Stroke results aren’t the only thing that causes health inequities.
According to the Centers for Disease Control and Prevention, stroke is the greatest cause of death in the United States, with an American dying of a stroke every 3.5 minutes.
In addition, the CDC reports that Black Americans are nearly twice as likely as whites to suffer their first stroke. Stroke is also the leading cause of death among black people.
Stroke fatality rates have also risen among Hispanics over the last decade, according to the organization.
Dr. Karen C. Albright and Virginia J. Howard, PhD, wrote in an accompanying editorial that the new study “does much to increase our understanding of racial and ethnic variations in stroke mortality among Veterans.”
They highlight the study’s merits, such as the huge number of patients
involved, the breakdown of death by stroke type and race/ethnicity, and the fact that patients were followed for more than a year after their stroke.
“In this study, longer follow-up periods may allow doctors to offer patients and families with a better knowledge of the likelihood of surviving to their next key life event,” they said.
Albright and Howard, on the other hand, believe that one crucial question that has to be answered is how the findings of this study may be used to help health providers discuss with patients and families their possibilities of recovery after a stroke in the short and long term.
Although the current study sheds more light on stroke outcomes for various demographics, Jones believes the findings raise more concerns than they address.
“The fact that some groups continuously perform worse than others should raise concerns that these differences are due to systemic difficulties,” she said.
“As a healthcare community, we must ask ourselves how we contribute to these discrepancies and what role we might play in addressing them,” she continued.
The new study, according to Kenneth Campbell, DBE, MPH, program director of Tulane University’s online Master of Health Administration program and assistant professor in the School of Public Health and Tropical Medicine, shows that more work is needed to reduce disparities in stroke and other health outcomes.
“Studies have consistently indicated inverse and progressive links between class and minorities’ untimely death,” Campbell added. “In addition, there are significant variations in health outcomes between individuals with and without wealth.”
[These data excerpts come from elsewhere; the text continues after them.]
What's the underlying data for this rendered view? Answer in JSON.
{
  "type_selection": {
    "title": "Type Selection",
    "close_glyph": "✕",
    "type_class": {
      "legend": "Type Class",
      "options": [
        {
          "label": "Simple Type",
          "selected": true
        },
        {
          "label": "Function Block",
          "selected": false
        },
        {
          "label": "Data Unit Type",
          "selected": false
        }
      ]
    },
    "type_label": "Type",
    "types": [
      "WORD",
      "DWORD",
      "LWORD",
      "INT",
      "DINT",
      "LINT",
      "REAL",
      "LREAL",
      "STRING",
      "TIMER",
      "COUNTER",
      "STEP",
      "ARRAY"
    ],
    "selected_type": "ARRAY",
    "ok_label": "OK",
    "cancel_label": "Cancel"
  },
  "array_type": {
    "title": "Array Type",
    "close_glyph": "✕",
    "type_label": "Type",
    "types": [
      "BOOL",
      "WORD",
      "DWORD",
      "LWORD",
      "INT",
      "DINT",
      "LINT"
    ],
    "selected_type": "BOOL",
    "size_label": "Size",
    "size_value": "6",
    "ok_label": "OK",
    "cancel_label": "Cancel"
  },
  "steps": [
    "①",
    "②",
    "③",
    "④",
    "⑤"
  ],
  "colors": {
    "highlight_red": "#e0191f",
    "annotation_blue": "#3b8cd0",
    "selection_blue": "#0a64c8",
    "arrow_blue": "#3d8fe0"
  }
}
More study on solutions to inequalities is required.
Additional research is needed, according to the authors of the current paper, on stroke mortality rates in other racial and ethnic groups, as well as how often life-sustaining medicines are employed after a stroke in different populations.
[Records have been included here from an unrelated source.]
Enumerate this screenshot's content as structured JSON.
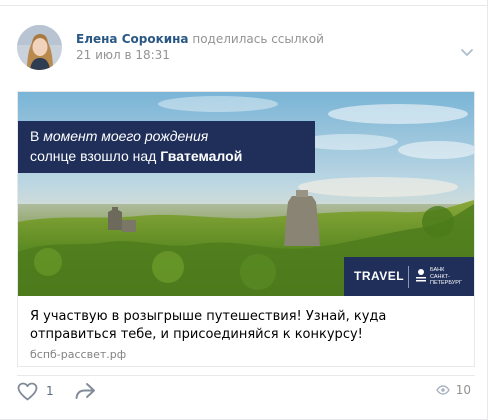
{
  "post": {
    "author_name": "Елена Сорокина",
    "author_action": "поделилась ссылкой",
    "date": "21 июл в 18:31"
  },
  "attachment": {
    "headline_line1_plain": "В ",
    "headline_line1_italic": "момент моего рождения",
    "headline_line2_plain": "солнце взошло над ",
    "headline_line2_bold": "Гватемалой",
    "brand_label": "TRAVEL",
    "bank_name_line1": "БАНК",
    "bank_name_line2": "САНКТ-",
    "bank_name_line3": "ПЕТЕРБУРГ",
    "description": "Я участвую в розыгрыше путешествия! Узнай, куда отправиться тебе, и присоединяйся к конкурсу!",
    "domain": "бспб-рассвет.рф"
  },
  "actions": {
    "like_count": "1",
    "views_count": "10"
  },
  "icons": {
    "menu": "chevron-down-icon",
    "like": "heart-icon",
    "share": "share-arrow-icon",
    "views": "eye-icon",
    "bank": "bank-logo-icon"
  },
  "colors": {
    "link": "#2a5885",
    "muted": "#939393",
    "banner_navy": "#1f2f5a",
    "action_icon": "#828a99"
  }
}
According to Jones, further research is needed to determine the elements that lead to racial/ethnic variations in stroke outcomes, such as social and economic issues.
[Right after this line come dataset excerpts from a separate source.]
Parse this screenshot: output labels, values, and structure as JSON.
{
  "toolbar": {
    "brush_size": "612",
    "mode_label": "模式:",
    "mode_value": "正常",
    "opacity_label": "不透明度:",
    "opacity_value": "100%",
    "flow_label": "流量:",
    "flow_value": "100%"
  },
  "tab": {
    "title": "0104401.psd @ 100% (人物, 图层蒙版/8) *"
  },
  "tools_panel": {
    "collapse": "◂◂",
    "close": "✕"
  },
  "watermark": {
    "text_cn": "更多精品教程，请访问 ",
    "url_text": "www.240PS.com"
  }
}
These elements, often known as social determinants of health, include access to a good education, well-paying jobs, nutritious food, and healthcare.
While new studies like this one help to better understand the health disparities that specific populations confront, more study is needed to identify solutions that work for all communities.
“We need to move away from just identifying these inequalities in stroke outcomes and toward developing effective measures to prevent them,” Jones added.
She went on to say that physicians and academics should collaborate with patients and Black and Latino communities to find strategies to close the inequalities in stroke care.
Although there will be no quick resolution for stroke-related health inequities, Jones is heartened by progress that has already been made in some areas.
“The healthcare community must invest in changing how care is delivered to these populations today to prevent inequities from negatively harming more people in the future,” she said.
Campbell agrees, noting that “executive leadership in healthcare organizations must seek to decrease obstacles for all and build the internal infrastructure needed to create more equitable access.”
In addition, he stated, these organizations must “assist patients in dealing with social determinants of health, as well as remove systemic racism and racist practices embedded in the US healthcare business.”